Supporters of the Urawa Reds, who caused a serious stadium disturbance in Japan, were disciplined by the Japan Football Association. However, after the announcement of the disciplinary action, a new controversy has arisen in Japan. Critics point out that it is a “soft bat.”
Urawa caused a disturbance after losing to Nagoya Grampus at the 2023 Emperor’s Cup All-Japan Football Championship on the 2nd. He shook off the restraint of the security personnel and crossed the stadium to cause a physical conflict with Nagoya fans for his opponent’s provocation.

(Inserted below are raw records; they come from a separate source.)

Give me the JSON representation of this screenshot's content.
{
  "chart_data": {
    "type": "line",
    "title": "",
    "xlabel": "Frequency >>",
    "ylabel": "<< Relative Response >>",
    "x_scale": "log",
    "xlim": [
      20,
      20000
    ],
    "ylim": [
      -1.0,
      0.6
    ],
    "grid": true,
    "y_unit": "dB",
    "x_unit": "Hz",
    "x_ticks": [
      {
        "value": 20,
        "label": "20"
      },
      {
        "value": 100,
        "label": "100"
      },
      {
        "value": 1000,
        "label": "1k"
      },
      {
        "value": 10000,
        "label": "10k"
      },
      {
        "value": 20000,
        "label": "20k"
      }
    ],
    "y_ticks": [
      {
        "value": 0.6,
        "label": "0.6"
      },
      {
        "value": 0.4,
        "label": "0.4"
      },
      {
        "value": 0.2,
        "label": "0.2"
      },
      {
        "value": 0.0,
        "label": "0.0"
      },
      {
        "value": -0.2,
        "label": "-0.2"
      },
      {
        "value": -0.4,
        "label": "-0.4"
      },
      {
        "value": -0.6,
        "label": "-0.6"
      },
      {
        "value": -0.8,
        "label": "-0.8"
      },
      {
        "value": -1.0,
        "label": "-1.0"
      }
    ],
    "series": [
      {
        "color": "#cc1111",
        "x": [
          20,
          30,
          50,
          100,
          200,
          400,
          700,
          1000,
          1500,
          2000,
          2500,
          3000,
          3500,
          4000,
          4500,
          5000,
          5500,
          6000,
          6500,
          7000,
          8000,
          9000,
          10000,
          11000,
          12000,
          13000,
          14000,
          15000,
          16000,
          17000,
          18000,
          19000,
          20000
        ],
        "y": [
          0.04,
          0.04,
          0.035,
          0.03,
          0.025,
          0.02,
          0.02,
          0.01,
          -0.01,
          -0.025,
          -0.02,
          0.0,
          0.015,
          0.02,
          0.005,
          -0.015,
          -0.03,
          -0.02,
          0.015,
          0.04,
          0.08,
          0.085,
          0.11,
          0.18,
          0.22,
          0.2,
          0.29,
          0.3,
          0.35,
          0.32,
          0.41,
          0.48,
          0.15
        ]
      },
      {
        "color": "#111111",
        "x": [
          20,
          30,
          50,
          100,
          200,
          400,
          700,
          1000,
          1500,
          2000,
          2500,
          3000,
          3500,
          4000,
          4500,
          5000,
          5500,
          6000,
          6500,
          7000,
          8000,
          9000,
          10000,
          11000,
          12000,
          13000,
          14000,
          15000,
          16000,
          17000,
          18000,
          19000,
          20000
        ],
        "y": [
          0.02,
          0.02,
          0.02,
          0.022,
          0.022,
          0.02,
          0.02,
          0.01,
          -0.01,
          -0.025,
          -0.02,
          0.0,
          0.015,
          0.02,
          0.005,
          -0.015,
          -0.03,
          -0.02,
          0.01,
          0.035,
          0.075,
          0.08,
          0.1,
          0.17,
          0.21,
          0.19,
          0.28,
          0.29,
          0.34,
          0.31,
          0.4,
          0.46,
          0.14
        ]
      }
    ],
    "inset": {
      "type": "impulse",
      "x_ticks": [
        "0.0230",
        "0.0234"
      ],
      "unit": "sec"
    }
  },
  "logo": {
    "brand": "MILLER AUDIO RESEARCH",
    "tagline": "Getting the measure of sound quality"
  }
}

According to a number of Japanese media, including “Sponichi,” the Japan Football Association (JFA) has decided to impose an indefinite ban on 17 Urawa supporters involved in the violence at the time. To be exact, there were a total of 18 Urawa supporters in question, of which 17 were banned indefinitely and one was banned from entering five games. In addition, additional videos are currently being analyzed, and additional disciplinary action has been taken whenever related personnel are confirmed. Currently, about eight more people are being mentioned.
Japan Football Association President Kozo Tajima stressed in a statement that the decision was “extremely strict.” Chairman Tajima said, “I am very sorry that the soccer field environment, which should be a pleasant and exciting environment due to some thoughtless supporters, has been invaded by violence, threats, and destruction.” Japan has been internationally regarded as a country where women, children, and the elderly can watch soccer safely and comfortably,” he said, calling it a disgrace to Japanese soccer.
In addition, Urawa further announced that supporters subject to disciplinary action by the Japan Football Association will be banned indefinitely from international games such as the AFC Champions League. In addition, he has already announced the disposition of 77 people, including “Colider,” who commands the support of fans, showing his willingness to start purifying themselves.
However, in Japan, public opinion is dominant that the disciplinary action is too weak. At first, Urawa was even mentioned as on the verge of being banned from next year’s tournament due to the supporters’ disturbance. On social media, “That’s great. What did it take almost a month? The prevailing opinion is that the decision, which is far from social notions, makes me laugh.
There is a reason for this. Seventeen supporters were banned indefinitely. At first glance, it appears to have been severely punished. However, other J-League fans raise their voices, saying, “We should be banned from entering permanently, not indefinitely.” The indefinite ban on admission is a disciplinary action that leaves room for disciplinary action to be lifted later.
Meanwhile, the Japan Football Association emphasizes that this disciplinary action is not the end. The issue of Urawa’s disqualification from participating in next year’s Emperor’s Cup has not yet subsided. The reward and punishment committee will be deliberated in mid-September.